Pazar, Mart 11, 2012

simmel, kültürün bir tarihi olmasının nedenini açıklarken yaşam ve yapıt arasındaki çatışmadan söz ediyor iki saat boyunca okumak zorunda kaldığım önsözden sonra:
hayatın yaratıcı hareketinin, hayata ifade ve gerçekleşme formları sunan birtakım yapıtlar ürettiği her yerde, buna kültür deriz: yasalar, sanat eserleri, din vb. bunlar, hayatın kesintisiz akışını içlerine alıp ona form ve içerik, ufuk ve düzen kazandırır. fakat hayat sürecinin bu ürünlerinin kendine özgü bir özelliği vardır: ortaya çıktıkları andan itibaren kendilerine ait sabit birer forma sahiptirler... bu formlar, hem kendilerinden uzaklaşan yaratıcı hayatı taşırlar, hem de bunu takiben içlerine dolan, ama bir süre sonra kuşatamaz oldukları hayatı... ilk oluşma anlarında hayatlka uyumlu olabilirler; ama hayat kendi evrimini sürdürdükçe, bu formlar katılaşıp sabitleşmeye başlar, hayata yabancı, hatta düşman hale gelirler. (modern kültürde çatışma)

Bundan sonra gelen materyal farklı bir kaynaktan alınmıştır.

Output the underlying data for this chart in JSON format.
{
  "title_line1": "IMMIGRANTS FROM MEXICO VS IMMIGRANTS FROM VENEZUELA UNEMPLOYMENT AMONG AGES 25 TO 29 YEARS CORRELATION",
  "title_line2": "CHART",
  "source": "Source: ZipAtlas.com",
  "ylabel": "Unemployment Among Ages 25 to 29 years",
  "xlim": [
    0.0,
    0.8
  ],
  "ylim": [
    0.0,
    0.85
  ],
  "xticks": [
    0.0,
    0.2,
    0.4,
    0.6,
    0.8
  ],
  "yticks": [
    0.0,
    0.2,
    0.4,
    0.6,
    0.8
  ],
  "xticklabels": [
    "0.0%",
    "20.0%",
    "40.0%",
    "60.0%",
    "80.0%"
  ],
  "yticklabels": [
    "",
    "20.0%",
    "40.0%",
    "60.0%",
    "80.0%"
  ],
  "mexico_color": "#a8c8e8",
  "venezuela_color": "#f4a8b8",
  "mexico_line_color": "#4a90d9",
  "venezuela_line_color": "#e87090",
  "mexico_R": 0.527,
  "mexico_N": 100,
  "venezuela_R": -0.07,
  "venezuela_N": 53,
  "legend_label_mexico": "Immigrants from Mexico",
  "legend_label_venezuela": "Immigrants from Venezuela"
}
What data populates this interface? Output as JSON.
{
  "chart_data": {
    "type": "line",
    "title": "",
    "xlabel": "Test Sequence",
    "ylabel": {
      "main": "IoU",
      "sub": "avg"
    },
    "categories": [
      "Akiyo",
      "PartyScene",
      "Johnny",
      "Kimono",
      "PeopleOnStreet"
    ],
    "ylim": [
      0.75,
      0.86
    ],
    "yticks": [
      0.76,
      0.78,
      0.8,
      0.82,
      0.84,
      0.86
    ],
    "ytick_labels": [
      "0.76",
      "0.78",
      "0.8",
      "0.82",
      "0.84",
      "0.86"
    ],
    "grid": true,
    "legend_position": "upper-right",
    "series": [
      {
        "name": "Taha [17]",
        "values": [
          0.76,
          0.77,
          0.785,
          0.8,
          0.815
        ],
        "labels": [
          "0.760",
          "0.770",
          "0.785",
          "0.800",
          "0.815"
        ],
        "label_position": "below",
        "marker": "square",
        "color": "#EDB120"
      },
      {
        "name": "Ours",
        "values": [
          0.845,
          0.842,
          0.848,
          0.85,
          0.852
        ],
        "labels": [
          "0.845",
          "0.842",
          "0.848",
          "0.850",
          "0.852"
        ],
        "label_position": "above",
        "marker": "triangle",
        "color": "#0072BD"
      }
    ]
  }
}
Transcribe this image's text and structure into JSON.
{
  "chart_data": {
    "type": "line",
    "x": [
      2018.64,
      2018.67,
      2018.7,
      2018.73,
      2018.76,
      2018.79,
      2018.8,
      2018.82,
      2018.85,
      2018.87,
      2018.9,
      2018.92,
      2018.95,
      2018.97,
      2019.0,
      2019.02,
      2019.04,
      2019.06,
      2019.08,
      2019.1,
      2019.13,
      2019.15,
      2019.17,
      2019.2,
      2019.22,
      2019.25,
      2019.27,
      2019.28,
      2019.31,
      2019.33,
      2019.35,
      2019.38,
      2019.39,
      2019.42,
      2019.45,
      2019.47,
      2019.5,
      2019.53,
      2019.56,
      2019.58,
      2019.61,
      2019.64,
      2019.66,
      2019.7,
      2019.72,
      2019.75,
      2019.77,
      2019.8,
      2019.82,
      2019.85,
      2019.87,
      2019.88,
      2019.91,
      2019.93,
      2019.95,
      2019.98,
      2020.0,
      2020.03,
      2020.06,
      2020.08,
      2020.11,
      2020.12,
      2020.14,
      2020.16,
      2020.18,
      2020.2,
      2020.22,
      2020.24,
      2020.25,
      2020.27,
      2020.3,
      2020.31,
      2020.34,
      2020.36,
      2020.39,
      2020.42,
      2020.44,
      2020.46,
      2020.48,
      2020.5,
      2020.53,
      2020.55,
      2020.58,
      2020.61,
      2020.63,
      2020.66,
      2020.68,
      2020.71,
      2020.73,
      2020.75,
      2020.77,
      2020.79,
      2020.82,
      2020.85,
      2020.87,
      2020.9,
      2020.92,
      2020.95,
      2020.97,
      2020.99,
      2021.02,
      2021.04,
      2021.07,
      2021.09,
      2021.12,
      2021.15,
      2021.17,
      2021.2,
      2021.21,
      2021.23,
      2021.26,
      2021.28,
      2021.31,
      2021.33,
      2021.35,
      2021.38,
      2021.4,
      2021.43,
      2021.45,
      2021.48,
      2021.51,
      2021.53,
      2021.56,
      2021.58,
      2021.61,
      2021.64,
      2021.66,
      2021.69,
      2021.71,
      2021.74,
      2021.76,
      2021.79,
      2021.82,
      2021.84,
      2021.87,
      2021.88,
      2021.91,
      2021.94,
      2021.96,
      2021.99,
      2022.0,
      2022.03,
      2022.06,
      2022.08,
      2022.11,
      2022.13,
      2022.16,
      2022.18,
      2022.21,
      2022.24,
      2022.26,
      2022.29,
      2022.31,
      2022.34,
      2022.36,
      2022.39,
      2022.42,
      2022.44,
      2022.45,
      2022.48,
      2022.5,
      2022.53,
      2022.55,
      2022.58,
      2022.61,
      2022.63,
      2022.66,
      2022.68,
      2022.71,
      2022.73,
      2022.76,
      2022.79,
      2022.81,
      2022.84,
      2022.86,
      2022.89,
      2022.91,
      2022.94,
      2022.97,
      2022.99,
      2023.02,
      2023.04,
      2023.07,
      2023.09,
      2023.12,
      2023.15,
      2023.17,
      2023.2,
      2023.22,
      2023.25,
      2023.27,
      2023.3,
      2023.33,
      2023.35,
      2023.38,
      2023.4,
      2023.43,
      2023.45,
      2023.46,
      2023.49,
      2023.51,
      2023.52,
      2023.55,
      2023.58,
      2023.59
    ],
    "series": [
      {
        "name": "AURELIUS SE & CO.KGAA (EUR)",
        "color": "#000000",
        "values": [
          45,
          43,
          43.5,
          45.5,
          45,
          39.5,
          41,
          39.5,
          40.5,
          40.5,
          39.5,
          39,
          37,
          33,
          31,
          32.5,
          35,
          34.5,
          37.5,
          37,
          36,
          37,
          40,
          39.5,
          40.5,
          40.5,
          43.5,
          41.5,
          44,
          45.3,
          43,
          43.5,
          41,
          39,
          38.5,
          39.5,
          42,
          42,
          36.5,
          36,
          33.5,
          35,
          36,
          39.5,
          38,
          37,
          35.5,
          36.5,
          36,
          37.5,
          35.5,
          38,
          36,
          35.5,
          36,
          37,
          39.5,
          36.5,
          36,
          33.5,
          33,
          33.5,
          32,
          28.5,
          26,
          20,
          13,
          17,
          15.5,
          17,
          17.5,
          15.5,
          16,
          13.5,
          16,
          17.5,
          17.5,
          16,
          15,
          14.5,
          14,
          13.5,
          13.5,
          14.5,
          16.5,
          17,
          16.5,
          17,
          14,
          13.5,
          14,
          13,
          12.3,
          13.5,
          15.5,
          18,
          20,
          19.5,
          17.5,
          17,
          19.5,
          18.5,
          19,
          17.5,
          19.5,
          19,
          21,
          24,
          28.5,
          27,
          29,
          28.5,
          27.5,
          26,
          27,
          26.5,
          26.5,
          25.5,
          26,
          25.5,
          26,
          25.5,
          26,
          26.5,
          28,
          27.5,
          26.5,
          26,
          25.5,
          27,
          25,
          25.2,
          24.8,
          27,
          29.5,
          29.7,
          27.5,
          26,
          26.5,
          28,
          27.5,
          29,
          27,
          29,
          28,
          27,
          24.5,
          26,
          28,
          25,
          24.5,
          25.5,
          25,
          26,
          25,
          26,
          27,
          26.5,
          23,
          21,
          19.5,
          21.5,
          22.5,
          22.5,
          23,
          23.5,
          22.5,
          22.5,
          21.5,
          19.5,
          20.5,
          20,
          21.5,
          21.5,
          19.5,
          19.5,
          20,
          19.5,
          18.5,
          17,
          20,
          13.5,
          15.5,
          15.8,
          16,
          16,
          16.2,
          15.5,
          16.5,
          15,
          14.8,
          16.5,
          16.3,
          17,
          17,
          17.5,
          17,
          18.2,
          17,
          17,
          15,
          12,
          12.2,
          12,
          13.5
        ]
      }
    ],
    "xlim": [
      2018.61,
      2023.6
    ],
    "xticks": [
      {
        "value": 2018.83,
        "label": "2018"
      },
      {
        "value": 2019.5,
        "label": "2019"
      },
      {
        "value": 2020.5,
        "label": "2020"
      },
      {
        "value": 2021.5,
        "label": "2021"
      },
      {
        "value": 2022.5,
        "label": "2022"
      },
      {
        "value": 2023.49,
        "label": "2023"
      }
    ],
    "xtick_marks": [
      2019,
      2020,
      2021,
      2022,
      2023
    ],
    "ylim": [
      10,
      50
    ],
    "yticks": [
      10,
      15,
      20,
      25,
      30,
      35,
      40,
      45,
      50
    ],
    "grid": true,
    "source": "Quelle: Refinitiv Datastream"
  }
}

görmezden gelinemez varlığını halen tüm şiddetiyle sürdüren bir olguya dokunan ya da onu kibirli kollarıyla saran/sarsan otoriter yapının köhneliğinden yakınıp, o olgu üzerinde -aslında hiç de gerekmiyorken- yeni bir otoriter yapı oluşturulmaya çalışılması (ve elbette eskisinin kötülüğünün ileride tekrar hortlatılmak üzere gölgelerin arkasına saklandığı unutulmamalıdır), kültür dünyamızın devinmeye devam ettiğinin umut verici bir işaretidir. ya da: ben neden dert ettim ki bunu kendime?